I would like to find my niche in designing for quilters and craftspeople who are inspired to sew other things too, maybe because that’s what I can imagine sewing. I adore some of the children’s clothes I’ve seen made with Rashida Coleman Hale’s Washi Tape and the home decor use of Amy Butler’s work is stunning. I’m also a dedicated fan of Bari J and last fall I followed her preparation for the Houston Quilt Market via twitter which turned out to be a very insightful view of what goes into a show like that. Her collections have a wonderful mix of styles that surprise and inspire.
I follow A LOT of designers but everything I’m posting today are those that rise to the top in the quilt market for me. These are just a taste of a few of my favorite designers and their collections that I feel represent the above description of what I like. Not necessarily their newest work but they fit the look that I’m captivated by. Some are color masters or subject stylists but all have a strong identifiable brand and look.
I believe my work would fit into this genre of design for the quilt market. I bring an inky, playful and spontaneous illustration style. Organized yet organic, charming yet not cutesy. I would like to learn more about scale and often I’m torn about how to show my designs because if they are too small you miss the uniqueness of the pen and ink line.
I CRAVE assignments and have so many ideas waiting to be worked up into full designs. The Printed Bolt is especially great because the challenge topics really help me focus on designing beyond a general or purely decorative theme. Many thanks to Madeline, Ellen, TBP judges, and all the friendly designers and bloggers who have been encouraging and helpful to me via social media or direct contact.
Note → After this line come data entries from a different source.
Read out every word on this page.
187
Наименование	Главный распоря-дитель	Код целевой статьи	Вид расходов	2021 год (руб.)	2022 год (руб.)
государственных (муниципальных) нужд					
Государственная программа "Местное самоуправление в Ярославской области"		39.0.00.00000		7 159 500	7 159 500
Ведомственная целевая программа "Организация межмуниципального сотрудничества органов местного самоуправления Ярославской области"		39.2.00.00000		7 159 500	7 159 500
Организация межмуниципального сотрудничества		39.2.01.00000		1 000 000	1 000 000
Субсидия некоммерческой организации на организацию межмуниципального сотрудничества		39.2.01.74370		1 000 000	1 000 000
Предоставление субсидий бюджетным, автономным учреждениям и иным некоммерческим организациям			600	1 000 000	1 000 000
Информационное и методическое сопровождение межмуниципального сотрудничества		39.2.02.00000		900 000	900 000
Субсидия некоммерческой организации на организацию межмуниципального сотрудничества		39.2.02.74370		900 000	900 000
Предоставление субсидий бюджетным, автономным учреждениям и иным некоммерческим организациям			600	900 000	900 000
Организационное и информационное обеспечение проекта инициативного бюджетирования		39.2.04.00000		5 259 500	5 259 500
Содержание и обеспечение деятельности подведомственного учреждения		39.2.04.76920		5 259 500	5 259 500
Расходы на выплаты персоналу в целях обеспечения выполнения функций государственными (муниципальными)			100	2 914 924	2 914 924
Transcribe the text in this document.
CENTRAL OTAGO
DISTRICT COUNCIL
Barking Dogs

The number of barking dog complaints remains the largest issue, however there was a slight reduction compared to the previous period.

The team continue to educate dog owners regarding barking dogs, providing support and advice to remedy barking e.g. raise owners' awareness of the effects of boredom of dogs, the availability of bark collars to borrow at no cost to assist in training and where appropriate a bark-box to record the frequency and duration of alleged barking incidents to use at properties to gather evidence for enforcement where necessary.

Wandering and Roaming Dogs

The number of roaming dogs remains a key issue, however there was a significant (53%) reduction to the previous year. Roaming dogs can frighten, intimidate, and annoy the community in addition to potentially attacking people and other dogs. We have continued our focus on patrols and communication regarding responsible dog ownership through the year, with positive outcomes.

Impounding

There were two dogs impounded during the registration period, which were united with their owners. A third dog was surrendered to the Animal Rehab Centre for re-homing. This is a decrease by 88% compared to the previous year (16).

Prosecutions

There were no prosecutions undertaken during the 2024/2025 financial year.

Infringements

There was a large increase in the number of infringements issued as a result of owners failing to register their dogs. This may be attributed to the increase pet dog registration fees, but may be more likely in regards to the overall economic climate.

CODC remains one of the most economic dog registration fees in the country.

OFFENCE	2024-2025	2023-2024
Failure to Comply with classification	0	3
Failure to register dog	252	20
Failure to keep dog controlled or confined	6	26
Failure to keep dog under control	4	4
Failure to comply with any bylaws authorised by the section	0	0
This year I will approach companies I would most like to work with but as the contest moves along I’d be thrilled to get noticed by a fabric manufacturer who feels my style would compliment their offerings. Um, greetings: Robert Kaufman, Art Gallery Fabrics, Free Spirit, Blend, P&B Textiles. (My manufacturer favorites list is pretty long… I literally chose at random here!)
As for quilt designs, my favorite styles are, or look, vintage: very busy blocks or hand-stitched and pieced-together wavy scraps. This is a good looking e-book of historical quilts that I found on True Up. Below are details of fabric from my own favorite quilts. These are simple treasures that tell the stories of who we are and the love and talent that keeps us safe and warm.